[Relax] Fix a bug that occurred due to shape inference not handling static dim vs symbolic dim
Summary
This PR fixes https://github.com/apache/tvm/issues/17964 that occurs through the following process:
- The Compress node produces a symbolic dimension "num_nonzero"
- The
relax.op.add()in the BiasGelu node adds shape=[2, num_nonzero] and shape=[3] - The current binary shape inference does not take into account
static vs symbolicdimension cases and produces "None" shape, which leads to the error.
Changes
- Add comments on each case
- Add support for comparing static and symbolic dimensions in shape inference
Notes
The current binary shape inference takes into account the following cases
| Case | Example | expected output dim |
|---|---|---|
| static dim(1) | (2, 3) + (1, 3) | (2, 3) |
| equal static dims | (2, 3) + (2, 3) | (2, 3) |
| equal symbolic dims | (n, m) + (n, m) | (n, m) |
However, it does not take into account the following cases
| Case | Example | expected output dim |
|---|---|---|
| static dim vs symbolic dim | (2, 3) + (2, n) | (2, 3) because the 2nd dim must be the static dim(3) regardless of the symbolic dim(n) |
| different symbolic dims | (2, n) + (2, m) | (2, n) or (2, m) because the output dim cannot be determined at compile time |
The static dim vs symbolic dim case can be determined at compile time.

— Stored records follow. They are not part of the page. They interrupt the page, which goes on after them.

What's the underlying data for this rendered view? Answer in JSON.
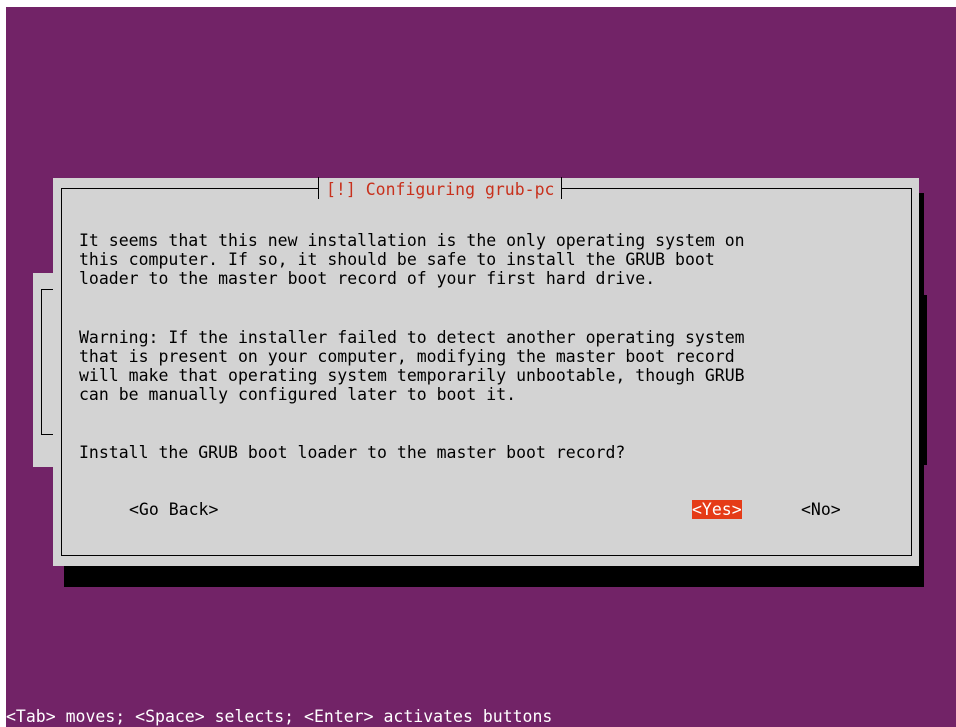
{
  "dialog": {
    "title": "[!] Configuring grub-pc",
    "paragraph1": [
      "It seems that this new installation is the only operating system on",
      "this computer. If so, it should be safe to install the GRUB boot",
      "loader to the master boot record of your first hard drive."
    ],
    "paragraph2": [
      "Warning: If the installer failed to detect another operating system",
      "that is present on your computer, modifying the master boot record",
      "will make that operating system temporarily unbootable, though GRUB",
      "can be manually configured later to boot it."
    ],
    "question": "Install the GRUB boot loader to the master boot record?",
    "buttons": {
      "go_back": "<Go Back>",
      "yes": "<Yes>",
      "no": "<No>"
    }
  },
  "footer": {
    "hint": "<Tab> moves; <Space> selects; <Enter> activates buttons"
  },
  "colors": {
    "background": "#722367",
    "dialog": "#d3d3d3",
    "title_text": "#c8311d",
    "selected_button": "#e53b17"
  }
}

I disagree with the premise that (2, 3) + (2, n) can be statically inferred to have the shape (2, 3). The validity of this operation depends on the runtime value of n.
Specifically:
- If
n=1orn=3, the operation is valid due to broadcasting, and the output shape is indeed(2, 3). - If
nis any other value, the shapes are incompatible, and the operation should raise a runtime error.
To handle this correctly, we need a mechanism for runtime shape validation. I suggest the following steps:
- Assume the valid shape: For this specific operation, we can tentatively define the output shape as
(2, 3)(as this pull request does), since it's the only possible shape for a valid operation. - Insert a runtime check: We MUST add an assertion to the model to verify at runtime that
nis either 1 or 3. - (Optional) Hoist the checks: We could write an optimization pass to lift all such runtime assertions to the beginning of the model and potentially combine them for efficiency.
cc @tqchen
@Hzfengsy Thanks for your feedback.
I'll review the mechanism you proposed, try to implement it, and get back to you.
I inspected operator implementations in the source code and couldn't find any precedent for asserting or validating dynamic tensors and raising a runtime error. I’m afraid I won’t be able to implement your suggestion until such a precedent exists given my currently limited experience with TVM. I'll try to implement it in the future.